Do non-resident landlords pay 25% tax on Canadian rent forever?
No. The 25% Part XIII withholding is on gross rent and is only the default. A non-resident can file Form NR6 before the year to have the agent withhold on net rent instead, and file a Section 216 return after year-end to be taxed on net income at graduated rates — CRA refunds the over-withheld difference, which for most landlords with a mortgage is thousands per year.
How do I report Canadian rental income if I live outside Canada?
Your Canadian resident agent (usually a property manager) withholds 25% of gross rent, remits it to CRA by the 15th of each month, and issues you an NR4 slip by March 31. You then optionally file a Section 216 return to be taxed on your net rental income and recover the over-withholding. If you filed an NR6 first, the Section 216 return is mandatory and due June 30.
Do I need a Canadian agent to rent out my property as a non-resident?
In practice, yes. Without a resident agent, the law makes your tenant responsible for withholding and remitting 25% of the rent — which almost no tenant does, and CRA enforcement then falls back on you. Appointing a Canadian resident agent (any property manager offers this) keeps the withholding compliant and is required to file an NR6.
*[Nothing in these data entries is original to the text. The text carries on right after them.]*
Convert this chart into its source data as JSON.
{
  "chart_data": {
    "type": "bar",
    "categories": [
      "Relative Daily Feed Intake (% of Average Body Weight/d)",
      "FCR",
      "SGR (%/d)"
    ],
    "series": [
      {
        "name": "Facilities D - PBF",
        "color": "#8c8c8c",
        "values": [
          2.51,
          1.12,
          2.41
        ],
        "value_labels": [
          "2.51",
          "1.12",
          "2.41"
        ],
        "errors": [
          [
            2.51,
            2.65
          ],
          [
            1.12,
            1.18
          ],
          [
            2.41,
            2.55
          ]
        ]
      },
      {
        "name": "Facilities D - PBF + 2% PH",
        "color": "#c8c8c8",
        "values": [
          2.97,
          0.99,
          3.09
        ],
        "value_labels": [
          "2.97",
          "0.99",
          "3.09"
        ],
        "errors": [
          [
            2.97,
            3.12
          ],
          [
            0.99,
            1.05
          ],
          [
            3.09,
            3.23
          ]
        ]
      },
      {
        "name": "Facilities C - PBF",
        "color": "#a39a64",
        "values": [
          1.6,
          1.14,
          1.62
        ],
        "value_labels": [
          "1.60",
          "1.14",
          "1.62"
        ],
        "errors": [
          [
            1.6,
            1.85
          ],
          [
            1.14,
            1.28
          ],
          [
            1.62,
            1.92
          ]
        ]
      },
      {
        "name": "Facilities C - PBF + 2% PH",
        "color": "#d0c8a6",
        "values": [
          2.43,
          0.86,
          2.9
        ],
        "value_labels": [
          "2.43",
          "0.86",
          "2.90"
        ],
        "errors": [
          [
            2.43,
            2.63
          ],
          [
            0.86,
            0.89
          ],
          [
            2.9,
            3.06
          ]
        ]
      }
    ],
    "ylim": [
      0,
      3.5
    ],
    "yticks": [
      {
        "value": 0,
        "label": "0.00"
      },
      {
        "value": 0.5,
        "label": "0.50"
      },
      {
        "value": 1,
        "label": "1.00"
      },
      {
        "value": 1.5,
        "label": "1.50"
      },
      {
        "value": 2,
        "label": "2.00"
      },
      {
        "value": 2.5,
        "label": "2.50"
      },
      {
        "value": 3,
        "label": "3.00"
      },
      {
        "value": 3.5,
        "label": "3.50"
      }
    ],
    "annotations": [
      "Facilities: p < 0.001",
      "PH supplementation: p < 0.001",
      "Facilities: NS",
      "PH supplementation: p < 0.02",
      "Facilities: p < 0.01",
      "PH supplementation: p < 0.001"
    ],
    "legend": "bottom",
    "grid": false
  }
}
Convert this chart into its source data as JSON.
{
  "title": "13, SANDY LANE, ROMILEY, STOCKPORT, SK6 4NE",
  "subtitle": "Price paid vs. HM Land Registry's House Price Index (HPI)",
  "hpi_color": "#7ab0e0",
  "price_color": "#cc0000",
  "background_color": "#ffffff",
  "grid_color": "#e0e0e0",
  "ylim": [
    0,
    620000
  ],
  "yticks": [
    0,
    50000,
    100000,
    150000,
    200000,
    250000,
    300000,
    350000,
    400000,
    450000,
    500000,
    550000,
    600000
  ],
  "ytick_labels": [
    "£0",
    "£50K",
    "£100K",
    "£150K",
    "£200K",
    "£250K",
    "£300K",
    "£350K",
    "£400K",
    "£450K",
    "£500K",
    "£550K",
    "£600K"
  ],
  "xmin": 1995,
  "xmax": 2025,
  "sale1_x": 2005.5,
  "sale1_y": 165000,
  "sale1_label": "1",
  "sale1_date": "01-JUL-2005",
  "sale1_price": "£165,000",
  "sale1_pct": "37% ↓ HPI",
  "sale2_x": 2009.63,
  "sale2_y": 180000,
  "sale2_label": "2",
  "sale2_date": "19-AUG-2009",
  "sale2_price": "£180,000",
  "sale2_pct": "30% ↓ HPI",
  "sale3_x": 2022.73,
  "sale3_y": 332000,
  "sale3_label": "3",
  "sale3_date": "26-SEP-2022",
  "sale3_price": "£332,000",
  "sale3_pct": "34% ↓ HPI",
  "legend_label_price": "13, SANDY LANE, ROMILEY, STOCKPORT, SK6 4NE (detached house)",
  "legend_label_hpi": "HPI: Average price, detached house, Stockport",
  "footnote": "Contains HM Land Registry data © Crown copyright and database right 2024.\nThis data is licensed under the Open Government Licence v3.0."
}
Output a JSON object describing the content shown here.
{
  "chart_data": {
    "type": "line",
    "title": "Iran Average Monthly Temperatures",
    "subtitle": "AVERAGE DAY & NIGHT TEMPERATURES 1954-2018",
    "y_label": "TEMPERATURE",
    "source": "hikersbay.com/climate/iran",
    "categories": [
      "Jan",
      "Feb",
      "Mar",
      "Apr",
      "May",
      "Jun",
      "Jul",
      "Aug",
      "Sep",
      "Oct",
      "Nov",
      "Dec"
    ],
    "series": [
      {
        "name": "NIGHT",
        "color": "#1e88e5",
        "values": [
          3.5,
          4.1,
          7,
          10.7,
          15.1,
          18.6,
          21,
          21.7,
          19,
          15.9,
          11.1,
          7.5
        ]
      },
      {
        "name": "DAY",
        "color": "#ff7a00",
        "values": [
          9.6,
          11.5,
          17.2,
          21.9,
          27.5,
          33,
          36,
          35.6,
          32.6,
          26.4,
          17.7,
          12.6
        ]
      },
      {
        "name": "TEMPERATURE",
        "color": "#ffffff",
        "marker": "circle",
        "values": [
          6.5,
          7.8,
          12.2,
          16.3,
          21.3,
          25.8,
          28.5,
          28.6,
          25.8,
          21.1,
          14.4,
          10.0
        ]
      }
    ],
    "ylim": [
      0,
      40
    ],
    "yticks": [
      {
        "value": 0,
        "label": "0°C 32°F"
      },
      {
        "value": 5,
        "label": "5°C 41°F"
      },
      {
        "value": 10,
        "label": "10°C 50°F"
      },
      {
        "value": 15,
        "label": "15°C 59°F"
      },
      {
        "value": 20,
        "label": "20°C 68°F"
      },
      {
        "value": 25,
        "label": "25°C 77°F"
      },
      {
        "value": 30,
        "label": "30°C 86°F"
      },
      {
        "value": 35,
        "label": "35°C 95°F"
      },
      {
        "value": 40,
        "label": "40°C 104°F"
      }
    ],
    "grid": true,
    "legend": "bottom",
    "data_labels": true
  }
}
Does BorderBird connect to my bank or my email inbox?
No. BorderBird never connects to your bank and never reads your inbox. You forward the rent-payment emails you already receive (Interac e-Transfer, Wise, your manager's statements) to a private BorderBird address, and it matches each one to the right lease. That privacy-first design is why it works for non-residents who can't easily log into Canadian banking from abroad.
I'm a US citizen living abroad with a Canadian rental — what else applies?
The CRA obligations on this page apply to you, plus the US side: you report the Canadian rent on Form 1040 Schedule E in USD, claim a Form 1116 foreign tax credit for the Canadian tax paid, and may have an FBAR if your Canadian accounts exceed US$10,000. See our guide for American landlords with Canadian property for the full US-side workflow.

This page is general information, not tax advice. Non-resident rules carry steep penalties for missed withholding and late slips — consult a qualified Canadian cross-border tax professional, and verify current rules with the CRA (guide T4061).